Monday, September 10, 2007

The First Tree




Seen through this morning's fog, here is the maple that is always first to turn--weeks before the others, though it seems perfectly healthy otherwise. It turns a beautiful pale red very quickly, moving from top to bottom, and dumps its leaves onto the driveway. It's about 90% finished.

Sunday, September 9, 2007

The Last Fair

We attended the Ellis Hollow Fair, which we've always considered the Last Fair of Summer (this year, the Freeville Harvest Festival is actually later, but we probably won't go). Paul has gone every year since his family moved here in 1963. O won a cake in the cakewalk, we bought every bird feeder they had at the White Elephant Sale, and I purchased a raffle ticket for the quilt, as always. I was interested to find this site dedicated to the quilts of Ellis Hollow. I have yet to win any of them--but aren't they spectacular?

Saturday, September 8, 2007

RIP

Along with C. S. Lewis, she was my favorite children's author, although she always insisted she didn't have an age in mind when she wrote. Funny how I was drawn as a child to Christian mystics. Genius.

Friday, September 7, 2007

Turtles R Us

Chuck sent me the new cover for the reprint of my MAT book. I don't think they knew that turtles were my totem, but I love it that the answer is "turtle." But what's with the splashy colors? Very un-McGraw-Hill.

Required Reading

I was fascinated by this article in TIME, in part because it's an unusual call to action by a news magazine, in part because public service is dear to my heart, and in part because I worry about what happens when a rise in public service is juxtaposed with a decline in people's trust in government.

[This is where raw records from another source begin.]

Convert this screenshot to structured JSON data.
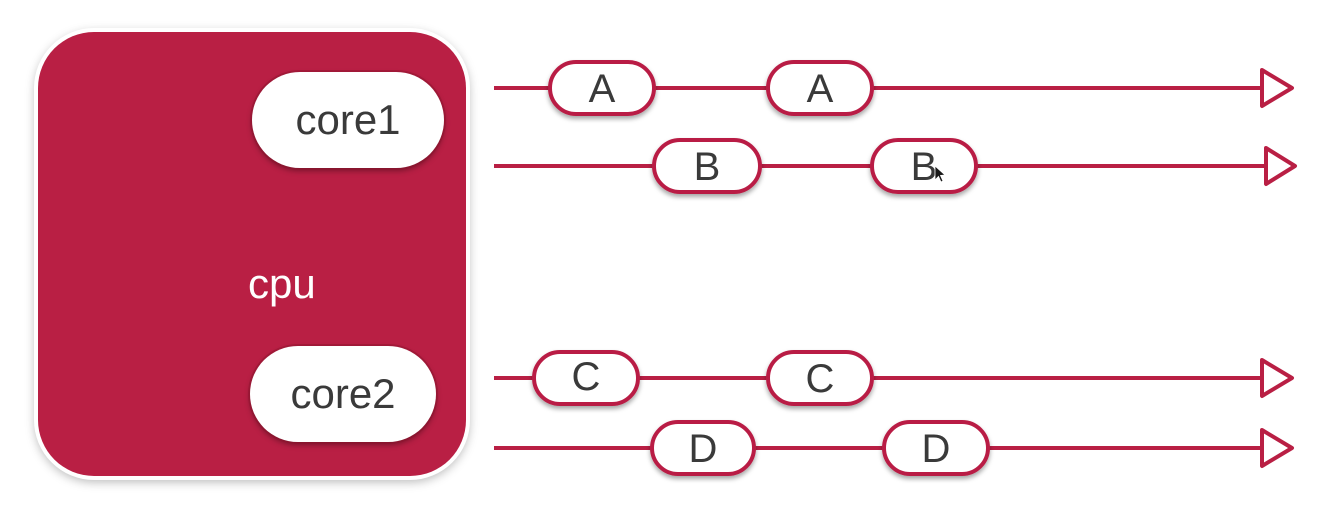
{
  "cpu": {
    "label": "cpu",
    "color": "#b91f44",
    "cores": [
      {
        "label": "core1"
      },
      {
        "label": "core2"
      }
    ]
  },
  "timelines": [
    {
      "core": "core1",
      "tasks": [
        "A",
        "A"
      ]
    },
    {
      "core": "core1",
      "tasks": [
        "B",
        "B"
      ]
    },
    {
      "core": "core2",
      "tasks": [
        "C",
        "C"
      ]
    },
    {
      "core": "core2",
      "tasks": [
        "D",
        "D"
      ]
    }
  ],
  "line_color": "#b91f44"
}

Thursday, September 6, 2007

Required Reading

Gail Collins in the NYT today on the "Do-Over Theory" as it applies to Senator Craig and others
who believe you can change the unchangeable if you just:

a) Think positive

b) Hire a better lawyer

c) Check into rehab

d) Quote Ronald Reagan

Fred

I'm past wondering what kind of a world we live in where presidential candidates announce their intentions on entertainment shows. Anyway, Fred's in, and the question is: From whom will he steal votes? My guess: Romney, giving the hateful Rudy a little jumpstart.

Wednesday, September 5, 2007

Back to School

Our baby guinea fowl, at about five months of age, suddenly developed the raucous guinea fowl voices after five months of being mute or at best peeping sweetly. Last night, they alerted us to fox in the vicinity, loudly, at 3 AM. That made getting up at 6 for back-to-school all the more difficult. It was dark! and cold! And that pack is heavy!

Monday, September 3, 2007

State Fair

Where we spent last night:

Surge? What Surge?

Paul Krugman reminds us this morning that we're all falling for a "snow job in the desert." Despite what the generals and even the media would have us believe,
"So far, every month of 2007 has seen more U.S. military fatalities than the same month in 2006."

Sunday, September 2, 2007

Who's In and Who's Out

The expectation is that this week, John McCain will disappear from my list at the right to be replaced by Fred Thompson, actor, ex-Senator, and Republican counsel during the Watergate hearings. Rumor has it that Sen. Thompson takes his SUV to within blocks of his appearances and then switches to a pickup truck. As the Washington Post points out, he's working with a personal trainer to stem that Alfred Branch girth he sports on Law & Order. America's gonna love this guy.